[Editor’s note: Our good friend, awc, elaborating on this comment, sends along the following from the far eastern edge of the American West. Thanks, awc.]

Politico’s recent feature on Amity Shlaes’ The Forgotten Man is an example of one of my pet peeves: the evaluation of economic policy in terms of statistical factors like growth, the stock market, and unemployment rather than systemic qualities like equality. The piece discusses the popularity of the book among D.C. conservatives, briefing mentioning Professors Rauchway and Krugman, who have skillfully defended the efficacy of New Deal recovery policies. When Shlaes responds that she intended the book to question the ethics of the New Deal, not just its utility, Politico simply drops the pretense of debate.

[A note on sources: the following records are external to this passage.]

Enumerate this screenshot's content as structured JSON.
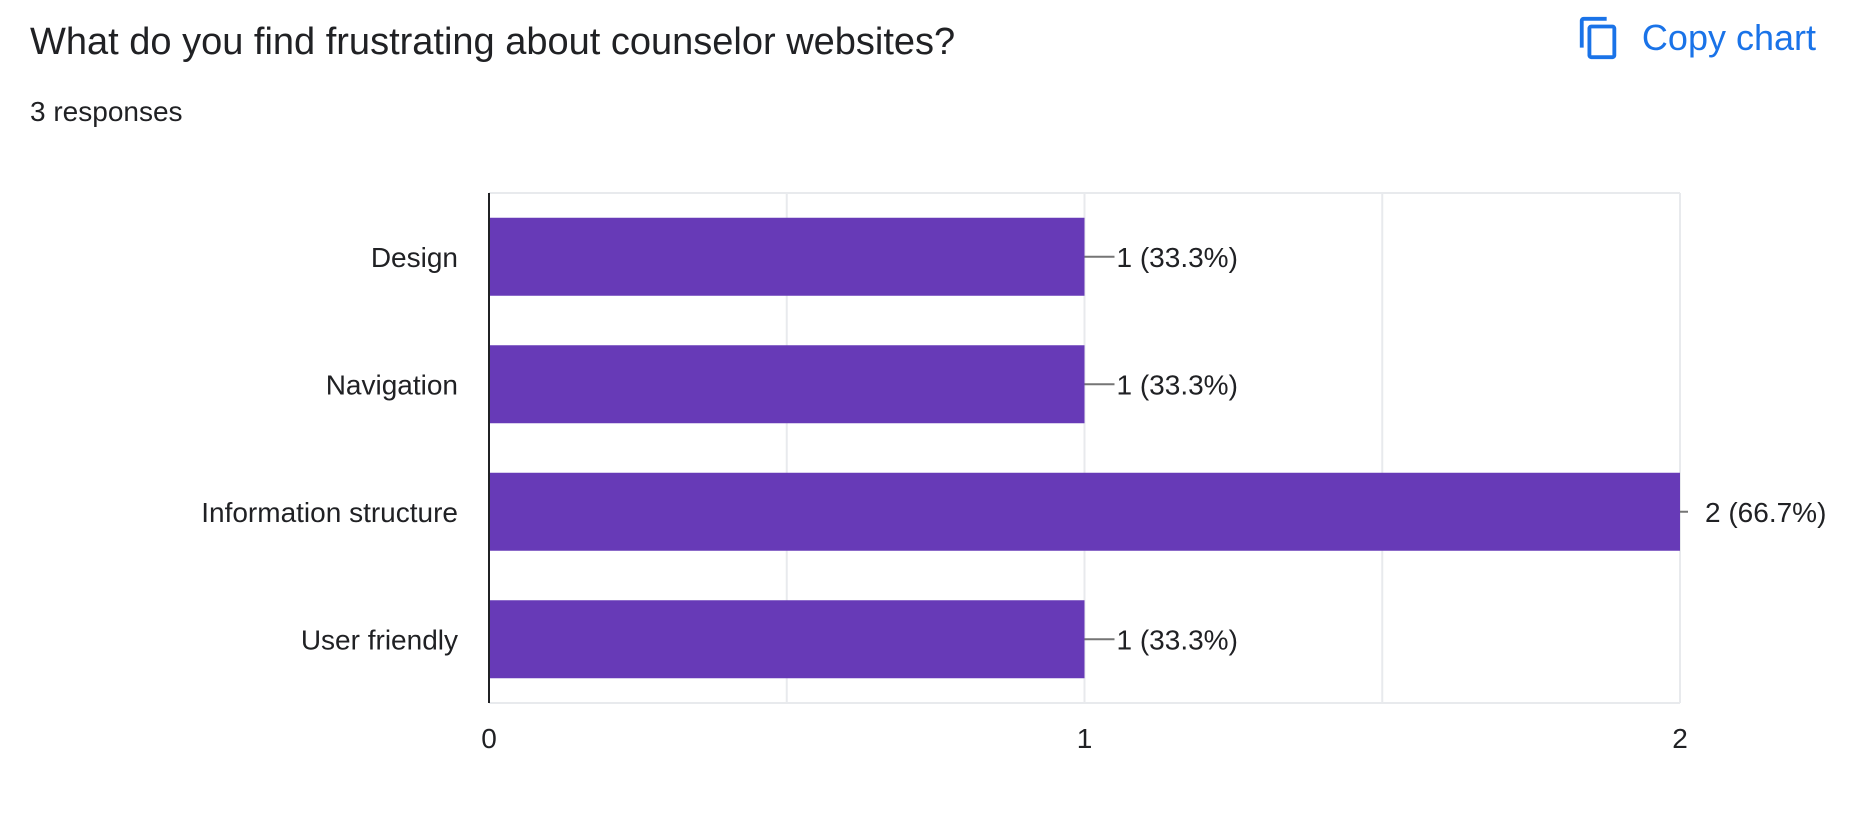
{
  "header": {
    "question": "What do you find frustrating about counselor websites?",
    "response_count": "3 responses"
  },
  "toolbar": {
    "copy_label": "Copy chart",
    "copy_icon": "copy-icon"
  },
  "colors": {
    "bar": "#673ab7",
    "accent": "#1a73e8",
    "grid": "#e8eaed",
    "axis": "#202124",
    "leader": "#757575"
  },
  "chart_data": {
    "type": "bar",
    "orientation": "horizontal",
    "title": "What do you find frustrating about counselor websites?",
    "subtitle": "3 responses",
    "categories": [
      "Design",
      "Navigation",
      "Information structure",
      "User friendly"
    ],
    "values": [
      1,
      1,
      2,
      1
    ],
    "data_labels": [
      "1 (33.3%)",
      "1 (33.3%)",
      "2 (66.7%)",
      "1 (33.3%)"
    ],
    "xlim": [
      0,
      2
    ],
    "x_ticks": [
      "0",
      "1",
      "2"
    ],
    "xlabel": "",
    "ylabel": "",
    "grid": true,
    "legend": "none"
  }
}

They ask neither scholars nor ordinary folks to evaluate her celebration of the poor beleaguered corporation. The result is an article that presumes that New Deal laws can be defended only as spurs to recovery, not as devices for promoting a better society.

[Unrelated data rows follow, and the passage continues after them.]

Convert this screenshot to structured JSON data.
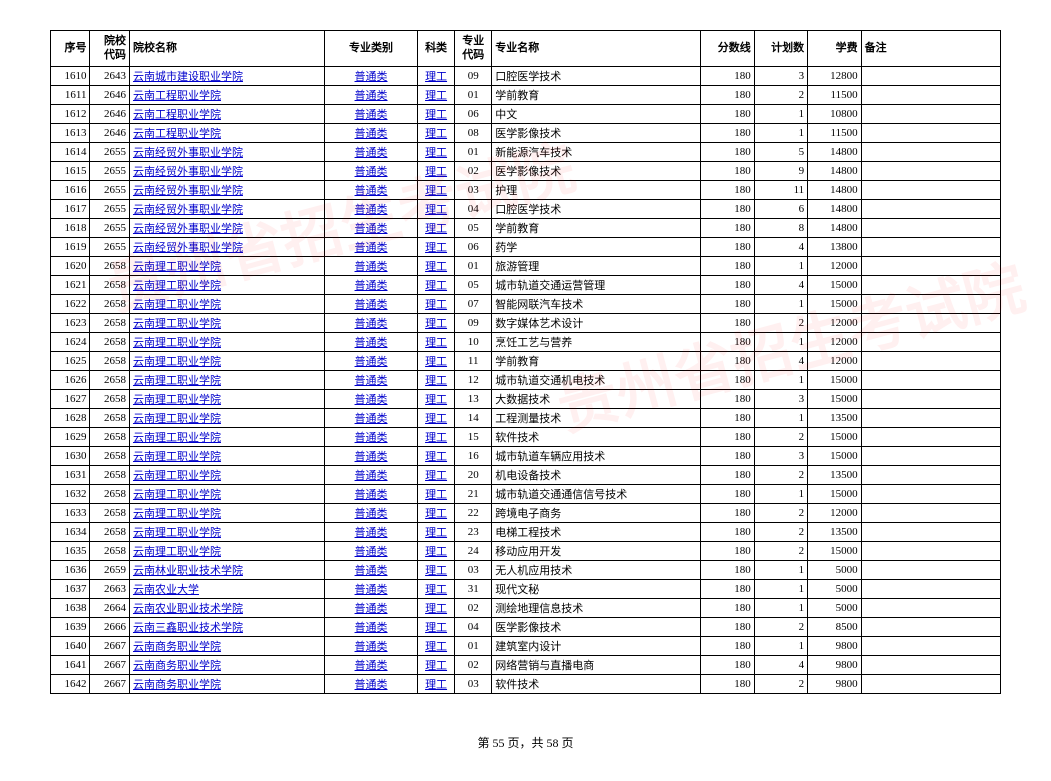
{
  "headers": {
    "seq": "序号",
    "school_code": "院校代码",
    "school_name": "院校名称",
    "major_type": "专业类别",
    "subject": "科类",
    "major_code": "专业代码",
    "major_name": "专业名称",
    "score": "分数线",
    "plan": "计划数",
    "tuition": "学费",
    "remark": "备注"
  },
  "rows": [
    {
      "seq": "1610",
      "school_code": "2643",
      "school_name": "云南城市建设职业学院",
      "major_type": "普通类",
      "subject": "理工",
      "major_code": "09",
      "major_name": "口腔医学技术",
      "score": "180",
      "plan": "3",
      "tuition": "12800",
      "remark": ""
    },
    {
      "seq": "1611",
      "school_code": "2646",
      "school_name": "云南工程职业学院",
      "major_type": "普通类",
      "subject": "理工",
      "major_code": "01",
      "major_name": "学前教育",
      "score": "180",
      "plan": "2",
      "tuition": "11500",
      "remark": ""
    },
    {
      "seq": "1612",
      "school_code": "2646",
      "school_name": "云南工程职业学院",
      "major_type": "普通类",
      "subject": "理工",
      "major_code": "06",
      "major_name": "中文",
      "score": "180",
      "plan": "1",
      "tuition": "10800",
      "remark": ""
    },
    {
      "seq": "1613",
      "school_code": "2646",
      "school_name": "云南工程职业学院",
      "major_type": "普通类",
      "subject": "理工",
      "major_code": "08",
      "major_name": "医学影像技术",
      "score": "180",
      "plan": "1",
      "tuition": "11500",
      "remark": ""
    },
    {
      "seq": "1614",
      "school_code": "2655",
      "school_name": "云南经贸外事职业学院",
      "major_type": "普通类",
      "subject": "理工",
      "major_code": "01",
      "major_name": "新能源汽车技术",
      "score": "180",
      "plan": "5",
      "tuition": "14800",
      "remark": ""
    },
    {
      "seq": "1615",
      "school_code": "2655",
      "school_name": "云南经贸外事职业学院",
      "major_type": "普通类",
      "subject": "理工",
      "major_code": "02",
      "major_name": "医学影像技术",
      "score": "180",
      "plan": "9",
      "tuition": "14800",
      "remark": ""
    },
    {
      "seq": "1616",
      "school_code": "2655",
      "school_name": "云南经贸外事职业学院",
      "major_type": "普通类",
      "subject": "理工",
      "major_code": "03",
      "major_name": "护理",
      "score": "180",
      "plan": "11",
      "tuition": "14800",
      "remark": ""
    },
    {
      "seq": "1617",
      "school_code": "2655",
      "school_name": "云南经贸外事职业学院",
      "major_type": "普通类",
      "subject": "理工",
      "major_code": "04",
      "major_name": "口腔医学技术",
      "score": "180",
      "plan": "6",
      "tuition": "14800",
      "remark": ""
    },
    {
      "seq": "1618",
      "school_code": "2655",
      "school_name": "云南经贸外事职业学院",
      "major_type": "普通类",
      "subject": "理工",
      "major_code": "05",
      "major_name": "学前教育",
      "score": "180",
      "plan": "8",
      "tuition": "14800",
      "remark": ""
    },
    {
      "seq": "1619",
      "school_code": "2655",
      "school_name": "云南经贸外事职业学院",
      "major_type": "普通类",
      "subject": "理工",
      "major_code": "06",
      "major_name": "药学",
      "score": "180",
      "plan": "4",
      "tuition": "13800",
      "remark": ""
    },
    {
      "seq": "1620",
      "school_code": "2658",
      "school_name": "云南理工职业学院",
      "major_type": "普通类",
      "subject": "理工",
      "major_code": "01",
      "major_name": "旅游管理",
      "score": "180",
      "plan": "1",
      "tuition": "12000",
      "remark": ""
    },
    {
      "seq": "1621",
      "school_code": "2658",
      "school_name": "云南理工职业学院",
      "major_type": "普通类",
      "subject": "理工",
      "major_code": "05",
      "major_name": "城市轨道交通运营管理",
      "score": "180",
      "plan": "4",
      "tuition": "15000",
      "remark": ""
    },
    {
      "seq": "1622",
      "school_code": "2658",
      "school_name": "云南理工职业学院",
      "major_type": "普通类",
      "subject": "理工",
      "major_code": "07",
      "major_name": "智能网联汽车技术",
      "score": "180",
      "plan": "1",
      "tuition": "15000",
      "remark": ""
    },
    {
      "seq": "1623",
      "school_code": "2658",
      "school_name": "云南理工职业学院",
      "major_type": "普通类",
      "subject": "理工",
      "major_code": "09",
      "major_name": "数字媒体艺术设计",
      "score": "180",
      "plan": "2",
      "tuition": "12000",
      "remark": ""
    },
    {
      "seq": "1624",
      "school_code": "2658",
      "school_name": "云南理工职业学院",
      "major_type": "普通类",
      "subject": "理工",
      "major_code": "10",
      "major_name": "烹饪工艺与营养",
      "score": "180",
      "plan": "1",
      "tuition": "12000",
      "remark": ""
    },
    {
      "seq": "1625",
      "school_code": "2658",
      "school_name": "云南理工职业学院",
      "major_type": "普通类",
      "subject": "理工",
      "major_code": "11",
      "major_name": "学前教育",
      "score": "180",
      "plan": "4",
      "tuition": "12000",
      "remark": ""
    },
    {
      "seq": "1626",
      "school_code": "2658",
      "school_name": "云南理工职业学院",
      "major_type": "普通类",
      "subject": "理工",
      "major_code": "12",
      "major_name": "城市轨道交通机电技术",
      "score": "180",
      "plan": "1",
      "tuition": "15000",
      "remark": ""
    },
    {
      "seq": "1627",
      "school_code": "2658",
      "school_name": "云南理工职业学院",
      "major_type": "普通类",
      "subject": "理工",
      "major_code": "13",
      "major_name": "大数据技术",
      "score": "180",
      "plan": "3",
      "tuition": "15000",
      "remark": ""
    },
    {
      "seq": "1628",
      "school_code": "2658",
      "school_name": "云南理工职业学院",
      "major_type": "普通类",
      "subject": "理工",
      "major_code": "14",
      "major_name": "工程测量技术",
      "score": "180",
      "plan": "1",
      "tuition": "13500",
      "remark": ""
    },
    {
      "seq": "1629",
      "school_code": "2658",
      "school_name": "云南理工职业学院",
      "major_type": "普通类",
      "subject": "理工",
      "major_code": "15",
      "major_name": "软件技术",
      "score": "180",
      "plan": "2",
      "tuition": "15000",
      "remark": ""
    },
    {
      "seq": "1630",
      "school_code": "2658",
      "school_name": "云南理工职业学院",
      "major_type": "普通类",
      "subject": "理工",
      "major_code": "16",
      "major_name": "城市轨道车辆应用技术",
      "score": "180",
      "plan": "3",
      "tuition": "15000",
      "remark": ""
    },
    {
      "seq": "1631",
      "school_code": "2658",
      "school_name": "云南理工职业学院",
      "major_type": "普通类",
      "subject": "理工",
      "major_code": "20",
      "major_name": "机电设备技术",
      "score": "180",
      "plan": "2",
      "tuition": "13500",
      "remark": ""
    },
    {
      "seq": "1632",
      "school_code": "2658",
      "school_name": "云南理工职业学院",
      "major_type": "普通类",
      "subject": "理工",
      "major_code": "21",
      "major_name": "城市轨道交通通信信号技术",
      "score": "180",
      "plan": "1",
      "tuition": "15000",
      "remark": ""
    },
    {
      "seq": "1633",
      "school_code": "2658",
      "school_name": "云南理工职业学院",
      "major_type": "普通类",
      "subject": "理工",
      "major_code": "22",
      "major_name": "跨境电子商务",
      "score": "180",
      "plan": "2",
      "tuition": "12000",
      "remark": ""
    },
    {
      "seq": "1634",
      "school_code": "2658",
      "school_name": "云南理工职业学院",
      "major_type": "普通类",
      "subject": "理工",
      "major_code": "23",
      "major_name": "电梯工程技术",
      "score": "180",
      "plan": "2",
      "tuition": "13500",
      "remark": ""
    },
    {
      "seq": "1635",
      "school_code": "2658",
      "school_name": "云南理工职业学院",
      "major_type": "普通类",
      "subject": "理工",
      "major_code": "24",
      "major_name": "移动应用开发",
      "score": "180",
      "plan": "2",
      "tuition": "15000",
      "remark": ""
    },
    {
      "seq": "1636",
      "school_code": "2659",
      "school_name": "云南林业职业技术学院",
      "major_type": "普通类",
      "subject": "理工",
      "major_code": "03",
      "major_name": "无人机应用技术",
      "score": "180",
      "plan": "1",
      "tuition": "5000",
      "remark": ""
    },
    {
      "seq": "1637",
      "school_code": "2663",
      "school_name": "云南农业大学",
      "major_type": "普通类",
      "subject": "理工",
      "major_code": "31",
      "major_name": "现代文秘",
      "score": "180",
      "plan": "1",
      "tuition": "5000",
      "remark": ""
    },
    {
      "seq": "1638",
      "school_code": "2664",
      "school_name": "云南农业职业技术学院",
      "major_type": "普通类",
      "subject": "理工",
      "major_code": "02",
      "major_name": "测绘地理信息技术",
      "score": "180",
      "plan": "1",
      "tuition": "5000",
      "remark": ""
    },
    {
      "seq": "1639",
      "school_code": "2666",
      "school_name": "云南三鑫职业技术学院",
      "major_type": "普通类",
      "subject": "理工",
      "major_code": "04",
      "major_name": "医学影像技术",
      "score": "180",
      "plan": "2",
      "tuition": "8500",
      "remark": ""
    },
    {
      "seq": "1640",
      "school_code": "2667",
      "school_name": "云南商务职业学院",
      "major_type": "普通类",
      "subject": "理工",
      "major_code": "01",
      "major_name": "建筑室内设计",
      "score": "180",
      "plan": "1",
      "tuition": "9800",
      "remark": ""
    },
    {
      "seq": "1641",
      "school_code": "2667",
      "school_name": "云南商务职业学院",
      "major_type": "普通类",
      "subject": "理工",
      "major_code": "02",
      "major_name": "网络营销与直播电商",
      "score": "180",
      "plan": "4",
      "tuition": "9800",
      "remark": ""
    },
    {
      "seq": "1642",
      "school_code": "2667",
      "school_name": "云南商务职业学院",
      "major_type": "普通类",
      "subject": "理工",
      "major_code": "03",
      "major_name": "软件技术",
      "score": "180",
      "plan": "2",
      "tuition": "9800",
      "remark": ""
    }
  ],
  "footer": {
    "text": "第 55 页，共 58 页"
  },
  "watermark": "贵州省招生考试院"
}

This narrowly economic approach is worse than conservative; it’s ahistorical. New Deal staffers cared about raising wages, protecting workers, ending poverty, conservation, recreation, and a hundred other things aside from recovery. They didn’t view themselves as failures when the jobless rate rose. And while Republicans made significant gains in the 1938 elections, the overwhelming majority of Americans still endorsed the Roosevelt administration. Then and now, policy isn’t solely about GDP per capita.

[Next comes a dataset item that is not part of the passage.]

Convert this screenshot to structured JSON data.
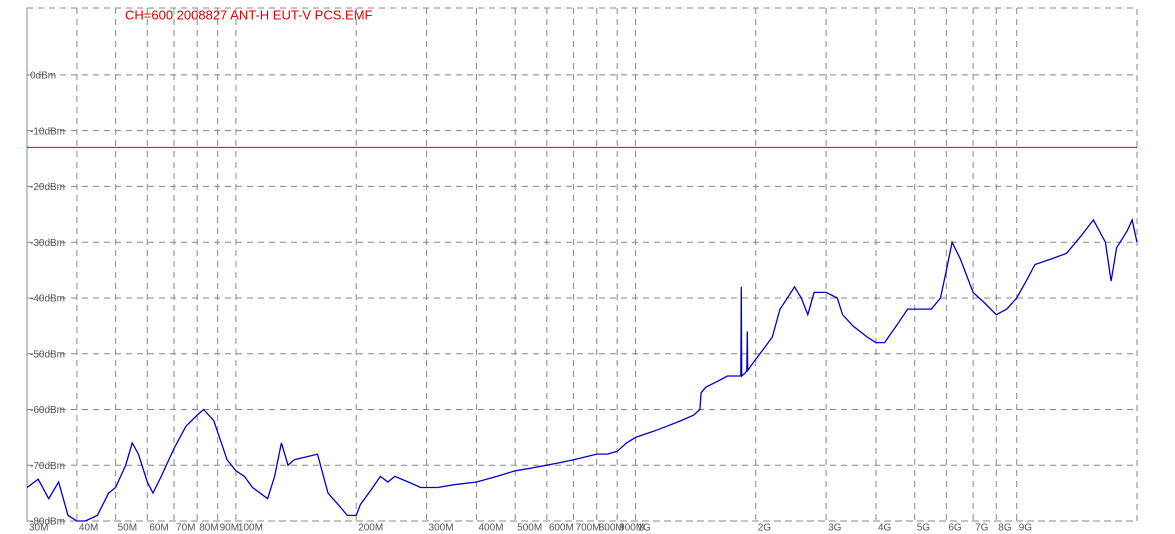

The journalistic focus on utility is also phony. The press is fixating on a technical question, namely the effectiveness of government stimulus. While this discussion is inevitable, the Republican affection for Keynesian tax cuts suggests the real disagreement is moral. Today, historians usually defend the New Deal not just because it helped end the Great Depression, but also because it relieved human misery, promoted social equality, and strengthened the nation for its confrontations with Nazism and then Communism. Shlaes disagrees, and to her credit, she wants to have this argument. But journalists keep pulling the debate back to the unemployment numbers. They’re just looking for a policy that will return us to the status quo ante.